Normalerweise stellt ein Flügelprofil immer einen Kompromiß zwischen guten Schnell- und Langsamflugeigenschaften dar. Durch Änderung der Profil- oder Flügelgeometrie, wäre es möglich den Flügel den verschiedenen Flugzuständen anzupassen.

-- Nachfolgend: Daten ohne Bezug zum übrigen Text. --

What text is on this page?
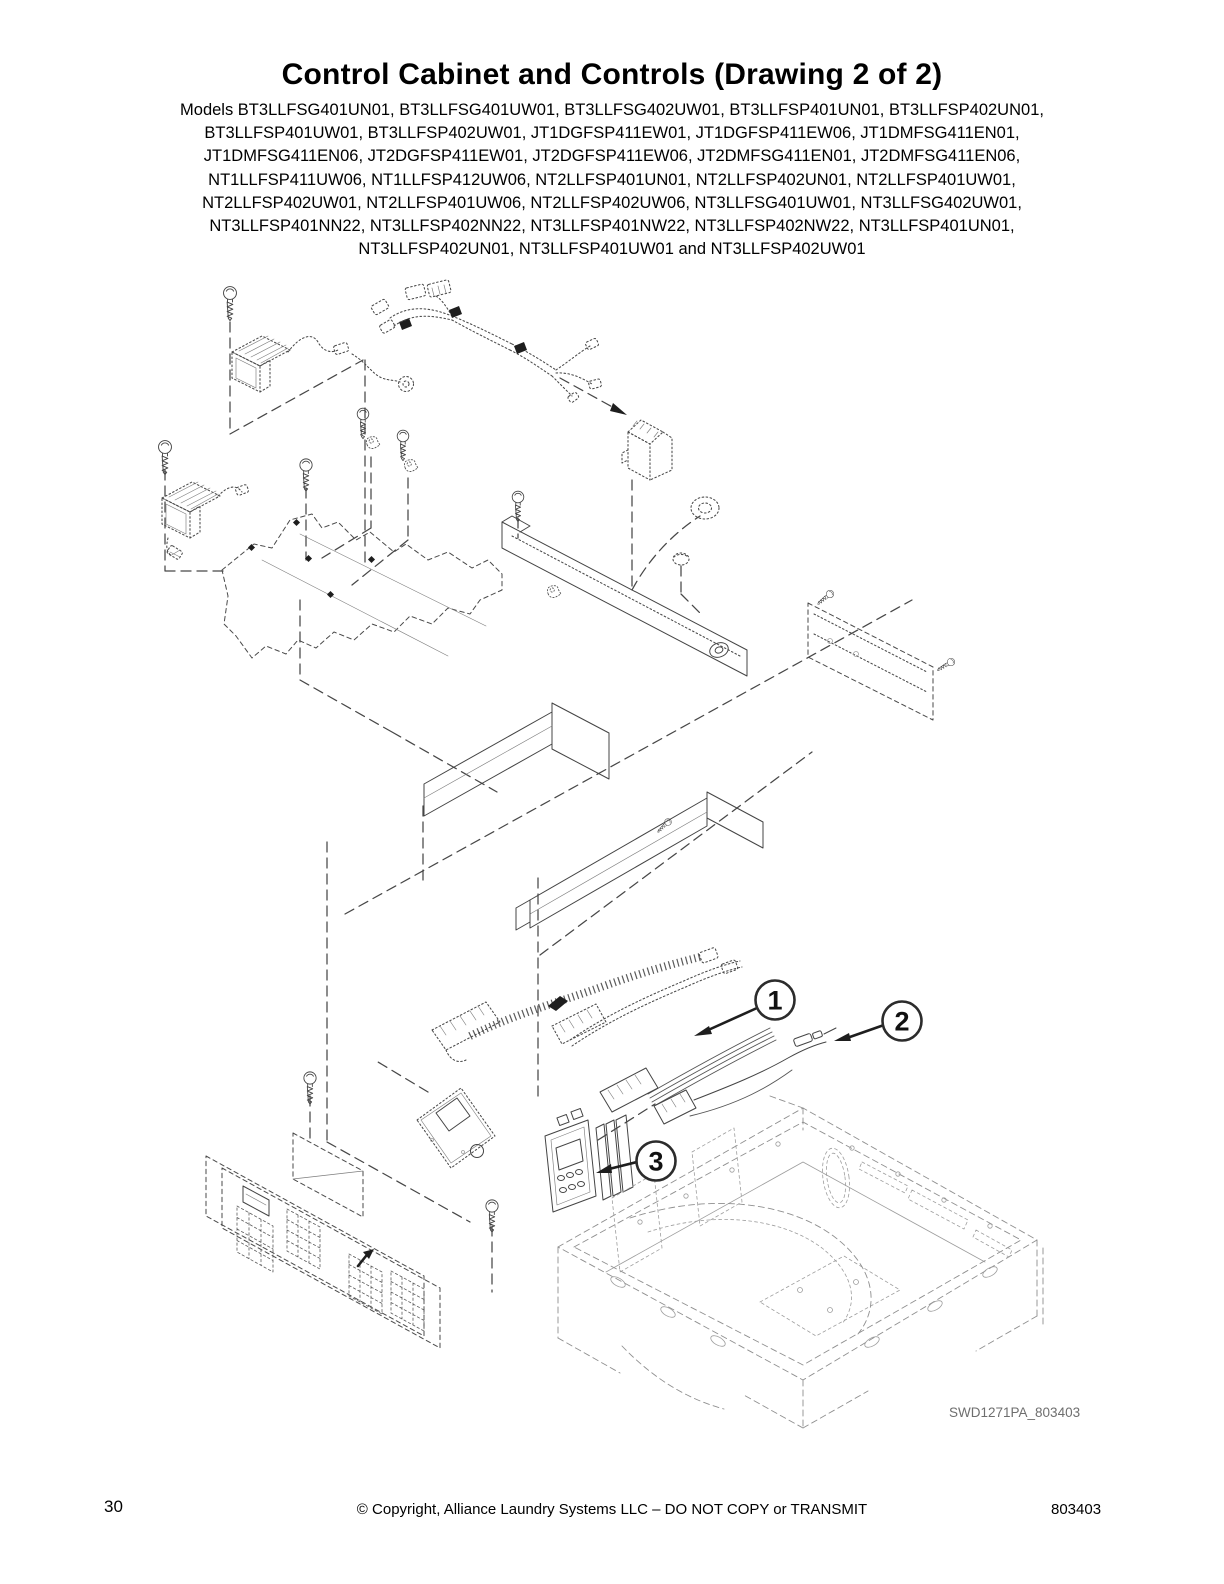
Control Cabinet and Controls (Drawing 2 of 2)
Models BT3LLFSG401UN01, BT3LLFSG401UW01, BT3LLFSG402UW01, BT3LLFSP401UN01, BT3LLFSP402UN01,
BT3LLFSP401UW01, BT3LLFSP402UW01, JT1DGFSP411EW01, JT1DGFSP411EW06, JT1DMFSG411EN01,
JT1DMFSG411EN06, JT2DGFSP411EW01, JT2DGFSP411EW06, JT2DMFSG411EN01, JT2DMFSG411EN06,
NT1LLFSP411UW06, NT1LLFSP412UW06, NT2LLFSP401UN01, NT2LLFSP402UN01, NT2LLFSP401UW01,
NT2LLFSP402UW01, NT2LLFSP401UW06, NT2LLFSP402UW06, NT3LLFSG401UW01, NT3LLFSG402UW01,
NT3LLFSP401NN22, NT3LLFSP402NN22, NT3LLFSP401NW22, NT3LLFSP402NW22, NT3LLFSP401UN01,
NT3LLFSP402UN01, NT3LLFSP401UW01 and NT3LLFSP402UW01
1
2
3
SWD1271PA_803403
30	© Copyright, Alliance Laundry Systems LLC – DO NOT COPY or TRANSMIT	803403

Innerhalb der idaflieg sind schon die folgenden Vertreter dieses Prinzips gebaut worden: fs 29, die Mü 27, die SB 11 und die D 40. Der Teleskopflügel der fs 29 führt zu einem hohen Gewicht und das Teleskopieren verlangt dem Piloten einen großen Aufwand an Zeit und Kraft ab. Dagegen haben die Flächenklappen den Nachteil im ausgefahrenen Zustand die relative Querruderfläche und damit die Wendigkeit zu verringern und den Beiwert des induzierten Widerstands zu erhöhen.
In umfangreichen Untersuchungen konnte vor einigen Jahren im Laminarwindkanal des Instituts für Aero- und Gasdynamik der Universität Stuttgart ein Profil entwickelt werden, das durch einen ausfahrbaren Fowlerflügel eine nur unwesentliche Flächenvergrößerung mit sich bringt, die Profilwölbung stark erhöht und durch einen Spalt einem starken Widerstandszuwachs entgegenwirkt. Dadurch können hohe Auftriebsbeiwerte erzielt werden, was für die fs 32 bedeutet, daß sie langsamer und enger im Zentrum der Aufwinde kreisen kann, wo das Steigen am stärksten ist.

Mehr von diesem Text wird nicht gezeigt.